Risks of the Sharing Economy (by Andres Franzetti Risk Management)

(Excerpt) While the peer-to- peer market is growing, there are many headwinds that could derail this powerful economic force. Regulatory requirements will become more rigorous as the segment matures. Additionally, insurers’ wariness of the sub-contractor structure and the high liability risk makes these businesses particularly vulnerable. One lawsuit could wipe out a company before it gets off the ground. With limited access to insurance markets, these firms need to find alternative risk transfer vehicles.

The Sharing Economy, Through a Broader Lens (from Stanford Social Innovation)

(Excerpt) The sharing economy offers opportunities for emerging markets, megacities, and the rising middle class, but we need more collaboration across sectors—and the impact investment community. To date, the vast majority of activity in the sharing economy has focused on the private sector: startups, private investment, and questions around what it means for big business. However, there is an equally significant set of opportunities for the public and social sectors. This is a conversation that has yet to surface in a meaningful way, and until it does, our understanding of the sharing economy is incomplete.

Cities, The Sharing Economy and What’s Next (From National League of Cities)

(Excerpt) The vast differences in the types of sharing economy platforms can be mind- boggling, from pure sharing services with no money changing hands to commercial services and everything in between. Policymakers often assume that the concept of the sharing economy applies only to ridesharing (or ridehailing) and homesharing, and are typically unaware of the wide array of goods and services that can be shared, which range from food and other consumables to an individual’s time and tools. Municipalities, for example, can even share heavy equipment, reducing overall expenditures and providing needed tools that might otherwise have been unavailable.

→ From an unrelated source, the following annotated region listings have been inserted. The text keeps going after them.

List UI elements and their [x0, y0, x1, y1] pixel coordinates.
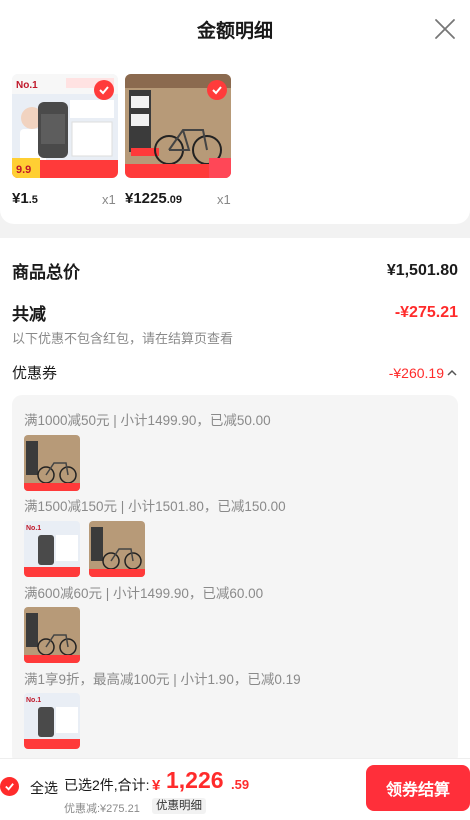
svg-text:No.1: No.1	[26, 525, 41, 532]
selected-count: 已选2件,合计:	[64, 777, 150, 793]
discount-detail-button[interactable]: 优惠明细	[152, 798, 206, 814]
amount-summary-card: 商品总价 ¥1,501.80 共减 -¥275.21 以下优惠不包含红包，请在结…	[0, 238, 470, 820]
checkout-bar: 全选 已选2件,合计: ¥ 1,226 .59 优惠减:¥275.21 优惠明细…	[0, 758, 470, 820]
coupon-value[interactable]: -¥260.19	[389, 365, 458, 381]
total-row: 商品总价 ¥1,501.80	[12, 258, 458, 283]
coupon-rule-text: 满1500减150元 | 小计1501.80，已减150.00	[24, 499, 286, 514]
chevron-up-icon[interactable]	[446, 367, 458, 379]
coupon-rule-text: 满1000减50元 | 小计1499.90，已减50.00	[24, 413, 271, 428]
product-price: ¥1.5	[12, 190, 38, 207]
product-quantity: x1	[102, 192, 116, 207]
bicycle-product-thumbnail	[24, 435, 80, 491]
bicycle-product-thumbnail	[89, 521, 145, 577]
total-amount: 1,226	[166, 767, 224, 793]
total-value: ¥1,501.80	[386, 261, 458, 279]
product-quantity: x1	[217, 192, 231, 207]
shampoo-product-thumbnail: No.1	[24, 521, 80, 577]
savings-text: 优惠减:¥275.21	[64, 803, 140, 815]
discount-label: 共减	[12, 305, 46, 324]
product-price: ¥1225.09	[125, 190, 183, 207]
checked-icon[interactable]	[207, 80, 227, 100]
svg-text:No.1: No.1	[26, 697, 41, 704]
checkout-button[interactable]: 领券结算	[366, 765, 470, 811]
bicycle-product-image[interactable]	[125, 74, 231, 178]
shampoo-product-image[interactable]: No.1 9.9	[12, 74, 118, 178]
coupon-rule-text: 满600减60元 | 小计1499.90，已减60.00	[24, 586, 264, 601]
product-item[interactable]: ¥1225.09 x1	[125, 74, 231, 207]
svg-text:No.1: No.1	[16, 80, 38, 91]
select-all-checkbox[interactable]	[0, 777, 19, 796]
discount-row: 共减 -¥275.21	[12, 300, 458, 325]
total-label: 商品总价	[12, 263, 80, 282]
checked-icon[interactable]	[94, 80, 114, 100]
close-icon[interactable]	[430, 14, 460, 44]
total-currency: ¥	[152, 777, 161, 794]
bicycle-product-thumbnail	[24, 607, 80, 663]
svg-text:9.9: 9.9	[16, 164, 31, 176]
product-item[interactable]: No.1 9.9 ¥1.5 x1	[12, 74, 118, 207]
discount-value: -¥275.21	[394, 303, 458, 321]
total-amount-decimal: .59	[231, 777, 250, 792]
coupon-row[interactable]: 优惠券 -¥260.19	[12, 362, 458, 383]
header: 金额明细	[0, 0, 470, 58]
selected-products-card: No.1 9.9 ¥1.5 x1 ¥1225.09 x1	[0, 58, 470, 224]
coupon-rule-text: 满1享9折，最高减100元 | 小计1.90，已减0.19	[24, 672, 301, 687]
coupon-label: 优惠券	[12, 365, 58, 382]
select-all-label[interactable]: 全选	[30, 778, 58, 798]
coupon-detail-panel: 满1000减50元 | 小计1499.90，已减50.00 满1500减150元…	[12, 395, 458, 765]
page-title: 金额明细	[196, 20, 273, 42]
shampoo-product-thumbnail: No.1	[24, 693, 80, 749]
discount-note: 以下优惠不包含红包，请在结算页查看	[12, 331, 234, 346]
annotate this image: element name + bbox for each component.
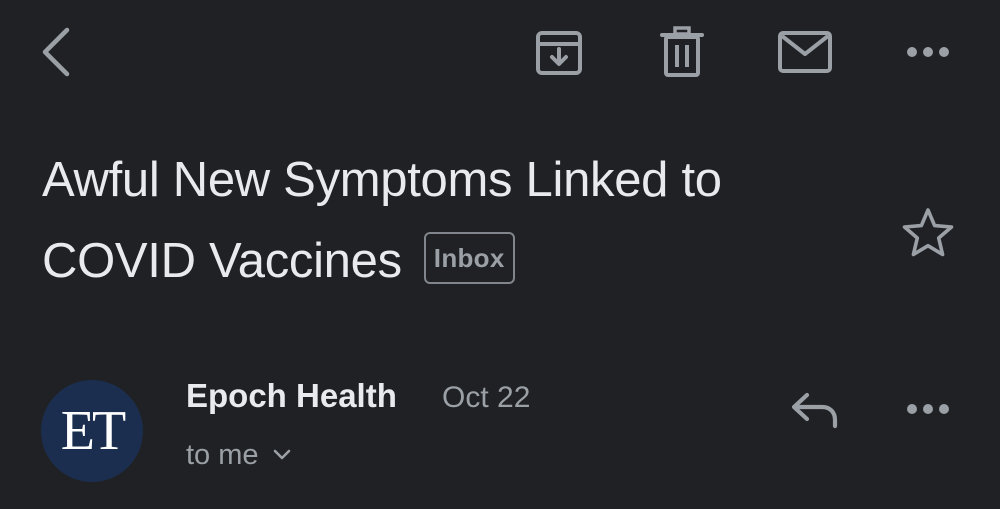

How The Sharing Economy Can Make Its Case (From McKinsey)

The best-known sharing-economy companies do business in ride sharing (BlaBlaCar, Didi Kuaidi, Lyft, Uber, and Yandex.Taxi, for example) or in room sharing (Airbnb, Couchsurfing, onefinestay, 9flats). But in other areas too, companies have succeeded by identifying market inefficiencies and transferring control over transactions to consumers. They include shop and office sharing (We Are Pop Up), meal sharing (EatWith, Meal Sharing, Traveling Spoon)—and even clothes sharing (Yerdle) and solar-energy sharing (Yeloha). In all cases, the common threads are disintermediation, the sharing of excess capacity, and increased productivity—as well as commercial challenges, on an unprecedented scale, for incumbent operators such as taxi firms, hotels, restaurants, and utilities. Not everyone is happy, however. More broadly, regulators and governments have started to question the long-term impact of the sharing-economy business model on incumbents and communities.

Honeycomb 3.0: The Collaborative Economy Market Expansion (by Jeremiah Owyang)

(Excerpt) Honeycomb 3.0 was a large undertaking. At least 460 startups were reviewed, and 280 were chosen to be included in Honeycomb 3.0. We specifically focused more on international startups, startups that are on the upswing, and those receiving a lot of funding. The goal was to take a current snapshot of the “A-list” companies in the space.

This process led to uncovering new trends in the sharing economy and establishing new categories, subcategories, and some re-organization of previously established categories. There were also some startups from previous Honeycomb versions that no longer exist or had been cannibalized, so they were removed.